All the Poems of Muriel Spark
Fireworks explode over Brighton on the cover of this handsome book from the New York publisher New Directions. An appropriately revelatory image perhaps, given that most readers know Spark from her novels and short stories. No Spark poems have been published in book form since Going up to Sotheby’s in 1982; before that, one would have to travel back to 1967 and Macmillan’s publication entitled, with misplaced augury, Collected Poems 1.
As it turns out, this new collection is not comprehensive, as the title suggests: inside are not all the poems of Muriel Spark, but her output since the late 1940s. In fact Spark has been publishing poetry for over seventy years. Her first-ever publication (at the age of fifteen, under her maiden name, Camberg) was a prize-winning poem entered for a competitition marking the 100th anniversary of the death of Sir Walter Scott in 1932: ‘Out of a Book’, was published in broadside by Millar & Burden of Leith, and only one extant copy is known; it is kept in Missouri. The precociously esoteric poems Spark published in Gillespie’s School Magazine are also notable by their absence. To my mind, elusiveness can be a virtue in poetry, but not to the point of invisibility…
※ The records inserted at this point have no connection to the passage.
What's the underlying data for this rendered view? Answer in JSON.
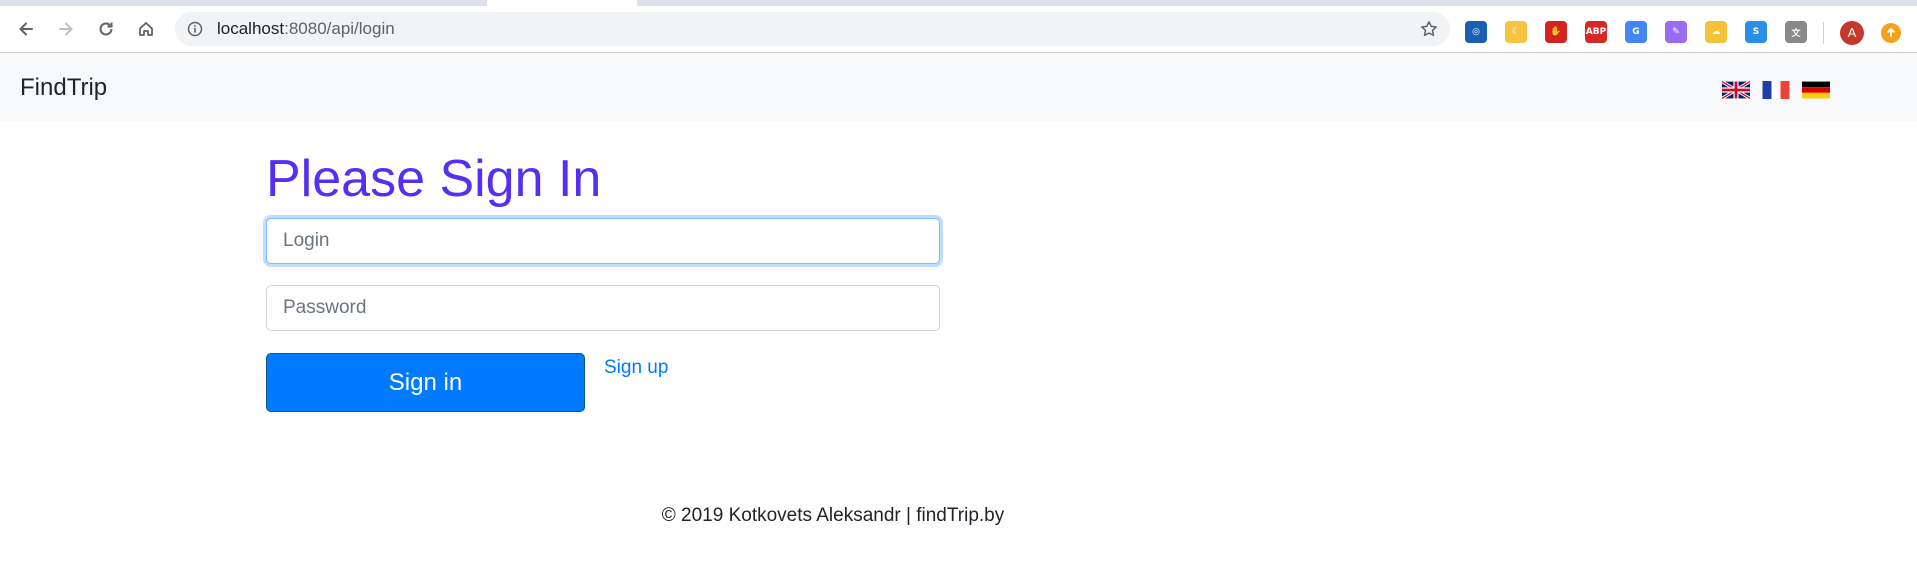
{
  "browser": {
    "url_host": "localhost",
    "url_rest": ":8080/api/login",
    "profile_initial": "A",
    "extensions": [
      {
        "name": "tracker-icon",
        "color": "#1a5fb4",
        "glyph": "◎"
      },
      {
        "name": "moon-icon",
        "color": "#f6c343",
        "glyph": "☾"
      },
      {
        "name": "ublock-icon",
        "color": "#d4221c",
        "glyph": "✋"
      },
      {
        "name": "adblock-plus-icon",
        "color": "#d42a24",
        "glyph": "ABP"
      },
      {
        "name": "google-translate-icon",
        "color": "#4285f4",
        "glyph": "G"
      },
      {
        "name": "quill-icon",
        "color": "#9a6cf2",
        "glyph": "✎"
      },
      {
        "name": "cloud-download-icon",
        "color": "#f6c23a",
        "glyph": "☁"
      },
      {
        "name": "skype-s-icon",
        "color": "#2a8de6",
        "glyph": "S"
      },
      {
        "name": "translate-icon",
        "color": "#888888",
        "glyph": "文"
      }
    ]
  },
  "navbar": {
    "brand": "FindTrip",
    "flags": [
      "flag-uk-icon",
      "flag-france-icon",
      "flag-germany-icon"
    ]
  },
  "form": {
    "heading": "Please Sign In",
    "login_placeholder": "Login",
    "password_placeholder": "Password",
    "signin_label": "Sign in",
    "signup_label": "Sign up"
  },
  "footer": {
    "text": "© 2019 Kotkovets Aleksandr | findTrip.by"
  },
  "colors": {
    "heading": "#5530f2",
    "primary": "#007bff",
    "navbar_bg": "#f8f9fa"
  }
}
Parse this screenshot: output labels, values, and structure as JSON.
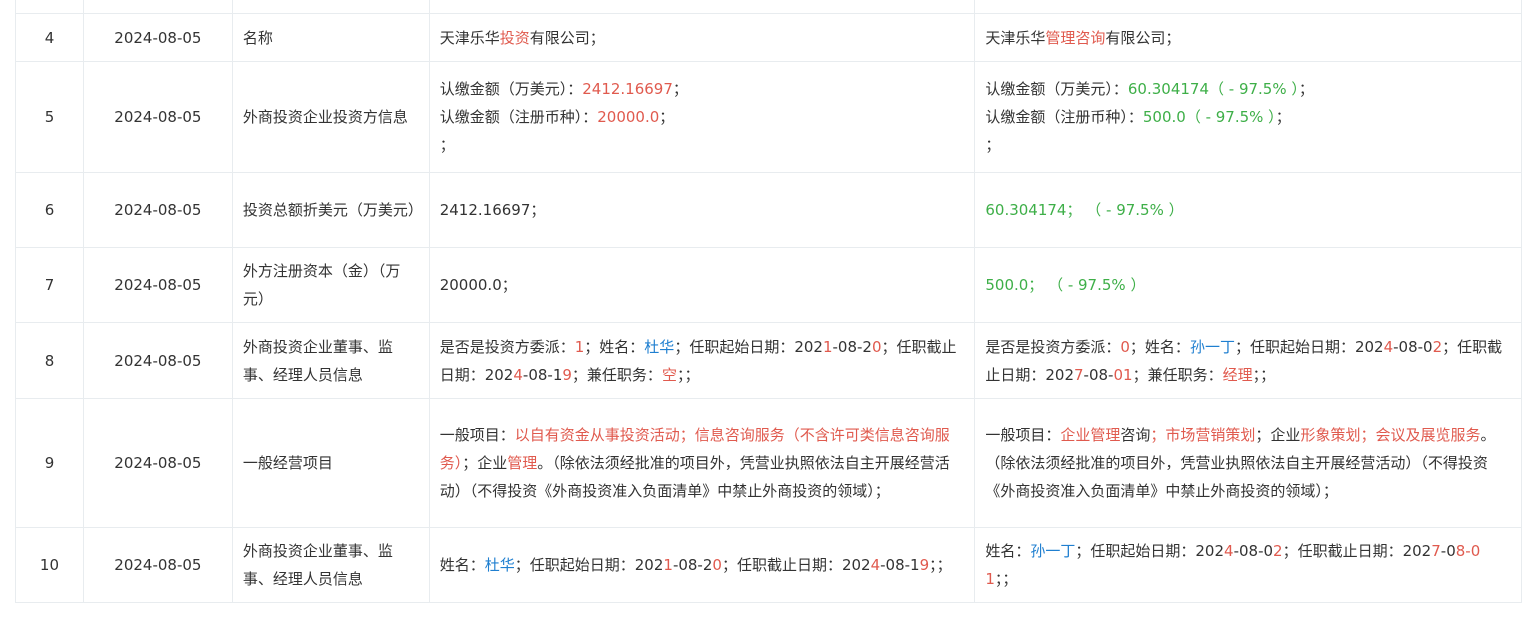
{
  "rows": [
    {
      "no": "4",
      "date": "2024-08-05",
      "item": "名称",
      "before": [
        {
          "t": "天津乐华"
        },
        {
          "t": "投资",
          "c": "r"
        },
        {
          "t": "有限公司；"
        }
      ],
      "after": [
        {
          "t": "天津乐华"
        },
        {
          "t": "管理咨询",
          "c": "r"
        },
        {
          "t": "有限公司；"
        }
      ]
    },
    {
      "no": "5",
      "date": "2024-08-05",
      "item": "外商投资企业投资方信息",
      "before": [
        {
          "t": "认缴金额（万美元）："
        },
        {
          "t": "2412.16697",
          "c": "r"
        },
        {
          "t": "；"
        },
        {
          "br": true
        },
        {
          "t": "认缴金额（注册币种）："
        },
        {
          "t": "20000.0",
          "c": "r"
        },
        {
          "t": "；"
        },
        {
          "br": true
        },
        {
          "t": "；"
        }
      ],
      "after": [
        {
          "t": "认缴金额（万美元）："
        },
        {
          "t": "60.304174（ - 97.5% ）",
          "c": "g"
        },
        {
          "t": "；"
        },
        {
          "br": true
        },
        {
          "t": "认缴金额（注册币种）："
        },
        {
          "t": "500.0（ - 97.5% ）",
          "c": "g"
        },
        {
          "t": "；"
        },
        {
          "br": true
        },
        {
          "t": "；"
        }
      ]
    },
    {
      "no": "6",
      "date": "2024-08-05",
      "item": "投资总额折美元（万美元）",
      "before": [
        {
          "t": "2412.16697；"
        }
      ],
      "after": [
        {
          "t": "60.304174；  （ - 97.5% ）",
          "c": "g"
        }
      ]
    },
    {
      "no": "7",
      "date": "2024-08-05",
      "item": "外方注册资本（金）（万元）",
      "before": [
        {
          "t": "20000.0；"
        }
      ],
      "after": [
        {
          "t": "500.0；  （ - 97.5% ）",
          "c": "g"
        }
      ]
    },
    {
      "no": "8",
      "date": "2024-08-05",
      "item": "外商投资企业董事、监事、经理人员信息",
      "before": [
        {
          "t": "是否是投资方委派："
        },
        {
          "t": "1",
          "c": "r"
        },
        {
          "t": "；姓名："
        },
        {
          "t": "杜华",
          "c": "b"
        },
        {
          "t": "；任职起始日期：202"
        },
        {
          "t": "1",
          "c": "r"
        },
        {
          "t": "-08-2"
        },
        {
          "t": "0",
          "c": "r"
        },
        {
          "t": "；任职截止日期：202"
        },
        {
          "t": "4",
          "c": "r"
        },
        {
          "t": "-08-1"
        },
        {
          "t": "9",
          "c": "r"
        },
        {
          "t": "；兼任职务："
        },
        {
          "t": "空",
          "c": "r"
        },
        {
          "t": "；；"
        }
      ],
      "after": [
        {
          "t": "是否是投资方委派："
        },
        {
          "t": "0",
          "c": "r"
        },
        {
          "t": "；姓名："
        },
        {
          "t": "孙一丁",
          "c": "b"
        },
        {
          "t": "；任职起始日期：202"
        },
        {
          "t": "4",
          "c": "r"
        },
        {
          "t": "-08-0"
        },
        {
          "t": "2",
          "c": "r"
        },
        {
          "t": "；任职截止日期：202"
        },
        {
          "t": "7",
          "c": "r"
        },
        {
          "t": "-08-"
        },
        {
          "t": "01",
          "c": "r"
        },
        {
          "t": "；兼任职务："
        },
        {
          "t": "经理",
          "c": "r"
        },
        {
          "t": "；；"
        }
      ]
    },
    {
      "no": "9",
      "date": "2024-08-05",
      "item": "一般经营项目",
      "before": [
        {
          "t": "一般项目："
        },
        {
          "t": "以自有资金从事投资活动；信息咨询服务（不含许可类信息咨询服务）",
          "c": "r"
        },
        {
          "t": "；企业"
        },
        {
          "t": "管理",
          "c": "r"
        },
        {
          "t": "。（除依法须经批准的项目外，凭营业执照依法自主开展经营活动）（不得投资《外商投资准入负面清单》中禁止外商投资的领域）；"
        }
      ],
      "after": [
        {
          "t": "一般项目："
        },
        {
          "t": "企业管理",
          "c": "r"
        },
        {
          "t": "咨询"
        },
        {
          "t": "；市场营销策划",
          "c": "r"
        },
        {
          "t": "；企业"
        },
        {
          "t": "形象策划；会议及展览服务",
          "c": "r"
        },
        {
          "t": "。（除依法须经批准的项目外，凭营业执照依法自主开展经营活动）（不得投资《外商投资准入负面清单》中禁止外商投资的领域）；"
        }
      ]
    },
    {
      "no": "10",
      "date": "2024-08-05",
      "item": "外商投资企业董事、监事、经理人员信息",
      "before": [
        {
          "t": "姓名："
        },
        {
          "t": "杜华",
          "c": "b"
        },
        {
          "t": "；任职起始日期：202"
        },
        {
          "t": "1",
          "c": "r"
        },
        {
          "t": "-08-2"
        },
        {
          "t": "0",
          "c": "r"
        },
        {
          "t": "；任职截止日期：202"
        },
        {
          "t": "4",
          "c": "r"
        },
        {
          "t": "-08-1"
        },
        {
          "t": "9",
          "c": "r"
        },
        {
          "t": "；；"
        }
      ],
      "after": [
        {
          "t": "姓名："
        },
        {
          "t": "孙一丁",
          "c": "b"
        },
        {
          "t": "；任职起始日期：202"
        },
        {
          "t": "4",
          "c": "r"
        },
        {
          "t": "-08-0"
        },
        {
          "t": "2",
          "c": "r"
        },
        {
          "t": "；任职截止日期：202"
        },
        {
          "t": "7",
          "c": "r"
        },
        {
          "t": "-0"
        },
        {
          "t": "8-01",
          "c": "r"
        },
        {
          "t": "；；"
        }
      ]
    }
  ],
  "colors": {
    "changed_red": "#e05a4e",
    "person_blue": "#1f7fd0",
    "decrease_green": "#3eaf48",
    "border": "#e8ecef",
    "text": "#333333"
  }
}
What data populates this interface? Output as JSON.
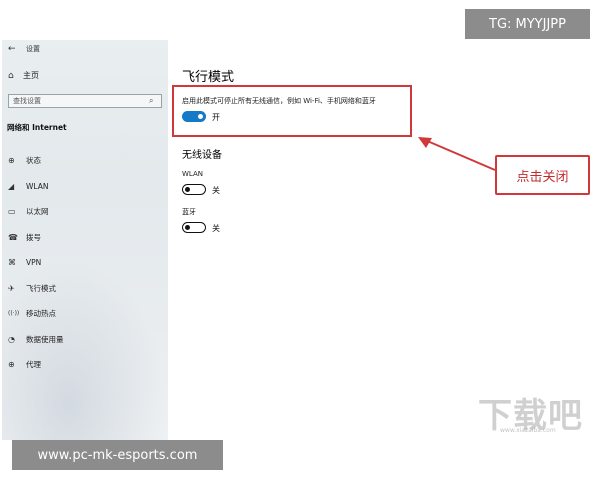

Counterbalancing the omission of Spark’s juvenilia, it is most welcome that New Directions does include Spark’s translations of Horace and Catullus, as well as poems which have appeared in the Scotsman, the New Yorker and the Times Literary Supplement. The seventy poems collected here include villanelles, rondels, epigrams and a twenty-one page ballad. In her introduction, Spark praises the decision of her editor, Barbara Epler, not to present the poems chronologically. For instance, a mysteriously shrill poem, ‘Panickings’, which I read in the Tatler only last year, appears on page forty-two. This arrrangement lends an enjoyably impressionistic feel, but does preclude the definitiveness and convenience of a formal, chronological listing.
When all is said and done, Spark is fully present in all her acerbity her mordancy and wit
… however, I would still have preferred a complete collection, offering in one sweep the totality of her published output, including work from her teenage years.